Home Uncategorized
(U.S. Air Force photo/Staff Sgt. Jason McCasland) Airman 1st Class Shavonte Gilbert, 2nd Logistics Readiness Squadron fuels management journeyman, drains excess fuel into a storage container at Barksdale Air Force Base. Many units on base use night shifts to maintain the mission. The 2nd LRS uses night shifts to support Barksdale’s flying fleet with 24-hour fuel support.

[Editor’s note: This is the fourth story in a series on shift workers.]

Story by Staff Sgt. Jason McCasland, 2nd Bomb Wing Public Affairs

BARKSDALE AIR FORCE BASE — With the Air Force standing ready to fly, fight, and win day or night, Airmen from the 2nd Logistics Readiness Squadron work after the sun sets to ensure both the Air Force and Barksdale missions are done.
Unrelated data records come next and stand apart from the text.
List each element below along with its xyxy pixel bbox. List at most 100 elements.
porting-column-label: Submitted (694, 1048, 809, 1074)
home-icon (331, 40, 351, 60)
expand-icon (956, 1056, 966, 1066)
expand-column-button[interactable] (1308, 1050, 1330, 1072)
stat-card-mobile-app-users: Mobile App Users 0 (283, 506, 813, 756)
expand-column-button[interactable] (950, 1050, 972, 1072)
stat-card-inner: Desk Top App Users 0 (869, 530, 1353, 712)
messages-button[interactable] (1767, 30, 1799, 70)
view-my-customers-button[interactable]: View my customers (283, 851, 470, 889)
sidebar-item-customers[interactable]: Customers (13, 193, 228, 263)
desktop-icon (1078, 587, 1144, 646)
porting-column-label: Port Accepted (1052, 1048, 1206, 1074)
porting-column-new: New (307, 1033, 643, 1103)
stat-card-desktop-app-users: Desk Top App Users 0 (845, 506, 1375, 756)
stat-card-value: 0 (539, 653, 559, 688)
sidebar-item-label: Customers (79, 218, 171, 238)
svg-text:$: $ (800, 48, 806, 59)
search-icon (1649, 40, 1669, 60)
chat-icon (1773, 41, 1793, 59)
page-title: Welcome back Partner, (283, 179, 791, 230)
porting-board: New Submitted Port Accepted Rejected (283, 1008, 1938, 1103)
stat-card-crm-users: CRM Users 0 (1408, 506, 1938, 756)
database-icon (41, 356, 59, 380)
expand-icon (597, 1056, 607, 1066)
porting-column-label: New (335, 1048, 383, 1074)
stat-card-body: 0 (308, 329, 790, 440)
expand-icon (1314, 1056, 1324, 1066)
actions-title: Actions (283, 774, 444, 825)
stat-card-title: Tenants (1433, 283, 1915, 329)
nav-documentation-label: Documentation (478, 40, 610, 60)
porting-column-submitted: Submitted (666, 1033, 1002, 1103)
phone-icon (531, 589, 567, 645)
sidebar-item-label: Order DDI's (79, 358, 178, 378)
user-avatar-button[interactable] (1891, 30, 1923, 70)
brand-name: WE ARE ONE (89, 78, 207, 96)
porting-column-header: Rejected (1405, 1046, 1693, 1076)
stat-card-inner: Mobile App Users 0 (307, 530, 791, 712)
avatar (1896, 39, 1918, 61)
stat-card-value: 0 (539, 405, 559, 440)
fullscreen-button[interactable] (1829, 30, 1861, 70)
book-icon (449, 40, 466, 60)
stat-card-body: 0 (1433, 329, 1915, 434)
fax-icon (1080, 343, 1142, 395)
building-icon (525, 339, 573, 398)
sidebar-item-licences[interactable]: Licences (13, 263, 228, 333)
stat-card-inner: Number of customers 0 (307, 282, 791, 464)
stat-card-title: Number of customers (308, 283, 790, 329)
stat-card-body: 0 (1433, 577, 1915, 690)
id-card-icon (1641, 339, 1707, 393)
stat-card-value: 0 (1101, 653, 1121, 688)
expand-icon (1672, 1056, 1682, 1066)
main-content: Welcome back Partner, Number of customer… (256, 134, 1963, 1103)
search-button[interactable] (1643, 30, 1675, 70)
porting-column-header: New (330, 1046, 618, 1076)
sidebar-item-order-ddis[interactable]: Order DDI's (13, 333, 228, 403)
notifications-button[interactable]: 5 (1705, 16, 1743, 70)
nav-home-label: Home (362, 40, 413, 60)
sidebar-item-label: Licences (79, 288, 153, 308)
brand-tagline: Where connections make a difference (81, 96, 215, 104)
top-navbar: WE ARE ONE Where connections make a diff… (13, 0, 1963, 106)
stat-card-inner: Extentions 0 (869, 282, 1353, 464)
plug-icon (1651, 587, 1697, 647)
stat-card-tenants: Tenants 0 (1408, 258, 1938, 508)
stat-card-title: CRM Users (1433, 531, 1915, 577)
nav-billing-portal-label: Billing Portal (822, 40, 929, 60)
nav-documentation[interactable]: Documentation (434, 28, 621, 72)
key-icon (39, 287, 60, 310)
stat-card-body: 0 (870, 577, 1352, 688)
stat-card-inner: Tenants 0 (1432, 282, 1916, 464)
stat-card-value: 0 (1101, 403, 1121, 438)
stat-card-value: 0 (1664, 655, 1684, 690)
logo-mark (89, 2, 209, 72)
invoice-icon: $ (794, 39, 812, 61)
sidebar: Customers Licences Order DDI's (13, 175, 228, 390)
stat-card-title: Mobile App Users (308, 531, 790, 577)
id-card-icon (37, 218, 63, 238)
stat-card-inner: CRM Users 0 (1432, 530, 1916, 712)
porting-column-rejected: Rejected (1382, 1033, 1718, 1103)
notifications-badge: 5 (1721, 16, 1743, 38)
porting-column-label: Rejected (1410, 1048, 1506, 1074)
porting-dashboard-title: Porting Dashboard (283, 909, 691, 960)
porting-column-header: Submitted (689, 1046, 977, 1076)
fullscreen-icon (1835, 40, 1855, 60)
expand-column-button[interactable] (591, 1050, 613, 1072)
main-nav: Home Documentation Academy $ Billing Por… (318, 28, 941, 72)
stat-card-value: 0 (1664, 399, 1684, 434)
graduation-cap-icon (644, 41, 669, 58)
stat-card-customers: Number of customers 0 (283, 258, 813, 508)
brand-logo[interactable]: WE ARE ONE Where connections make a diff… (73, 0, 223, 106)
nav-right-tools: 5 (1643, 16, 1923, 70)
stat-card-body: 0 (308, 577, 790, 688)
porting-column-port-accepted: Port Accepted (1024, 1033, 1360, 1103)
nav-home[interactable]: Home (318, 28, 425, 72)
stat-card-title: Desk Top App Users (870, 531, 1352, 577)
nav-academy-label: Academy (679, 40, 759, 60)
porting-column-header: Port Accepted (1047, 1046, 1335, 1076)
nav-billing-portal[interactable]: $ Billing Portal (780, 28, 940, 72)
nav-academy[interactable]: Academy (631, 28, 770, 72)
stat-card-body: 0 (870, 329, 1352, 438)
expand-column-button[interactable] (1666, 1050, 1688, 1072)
After sundown, the mission continues to roll on, and Airmen from 2nd LRS vehicle operations drive Barksdale’s flying mission.

“We are the direct link on getting aircrew to and from their planes,” said Staff Sgt. Anthony Rice, 2nd LRS vehicle operations NCO-in-charge swing shift. “Since most of the planes come down from flying on our shift, we are directly responsible for getting the aircrew back for their flight debrief. We are also responsible for any transient aircraft that may come in to the base and have to unload passengers or cargo. From 15 passenger vans to cranes and forklifts, we have the vehicles the base needs to get the job done.”

Aircrew transportation is not the only job vehicle operations Airmen do, they are responsible for towing and transporting stranded vehicles that can cause aircraft delays.

“We’re not just glorified taxi drivers. If a vehicle that maintenance or security forces use on the flightline break down, we have to remove it so it doesn’t affect aircraft travel,” said Senior Airman Dray Jackson, 2nd LRS vehicle operator. “We are responsible for towing those vehicles off and getting them back to our facility so they can be inspected and repaired by vehicle maintenance.”

It’s not just wheeled transportation, 2nd LRS move close to four million gallons of fuel a month through the pipes, tanks, and trucks of the fuels management flight.

Blackjack, like most Victory Ag Australian casino games, is very fun to play, but it can be extremely frustrating.

“Our shop is directly responsible for a big portion of aircraft refueling and defueling,” said Staff Sgt. Andrew Marowski, 2nd LRS fuels management NCO in-charge swing shift. “Since many of the aircraft come down or go up during our shift, we are responsible for the fuel that they need to complete their daily mission. We are also directly responsible for defueling aircraft that are going into phase inspection, fuels maintenance or other reasons.”

Without parts and supplies, the 2nd Maintenance Group Airmen would be unable to repair the aging bomber.

“We house more than 24,000 items that are used to repair the B-52H,” said Staff Sgt. Mark Aguino, 2nd LRS Aircraft Parts Store supply journeyman. “From classified equipment and wheel and tire assemblies to bench stock, we store it here for quick access to the flightline. The maintainers order it, and we get it to them. The mission can’t stop because of a broken part. We help to get the replacement part and get it to who needs it, day or night.”

While 2nd LRS Airmen move parts, fuel and vehicles, the sunless sky brings challenges to these night shift warriors.

“With my husband on nights it makes it harder for us to spend good quality time together,” said Soraya Padgett, wife of Senior Airman Justin Padgett, 2nd LRS. “We can’t do many things that normal couples do like going to a Friday night movie or date nights because he’s working.”

Though it’s challenging, Padgett says she makes the most of the situation.

“We make the most of the time we have,” she said. “I bring him dinner every chance I can so that we can spend more time together.”

While night shift can take its toll on personal relationships, it can also builds wingmanship and resiliency between Airmen.

“Smaller night shifts allow us to get to know more about each other,” said Marowski “This wingman concept helps us to take care of each other by fostering a brother sister relationship so they can easily talk to one another when they need help.”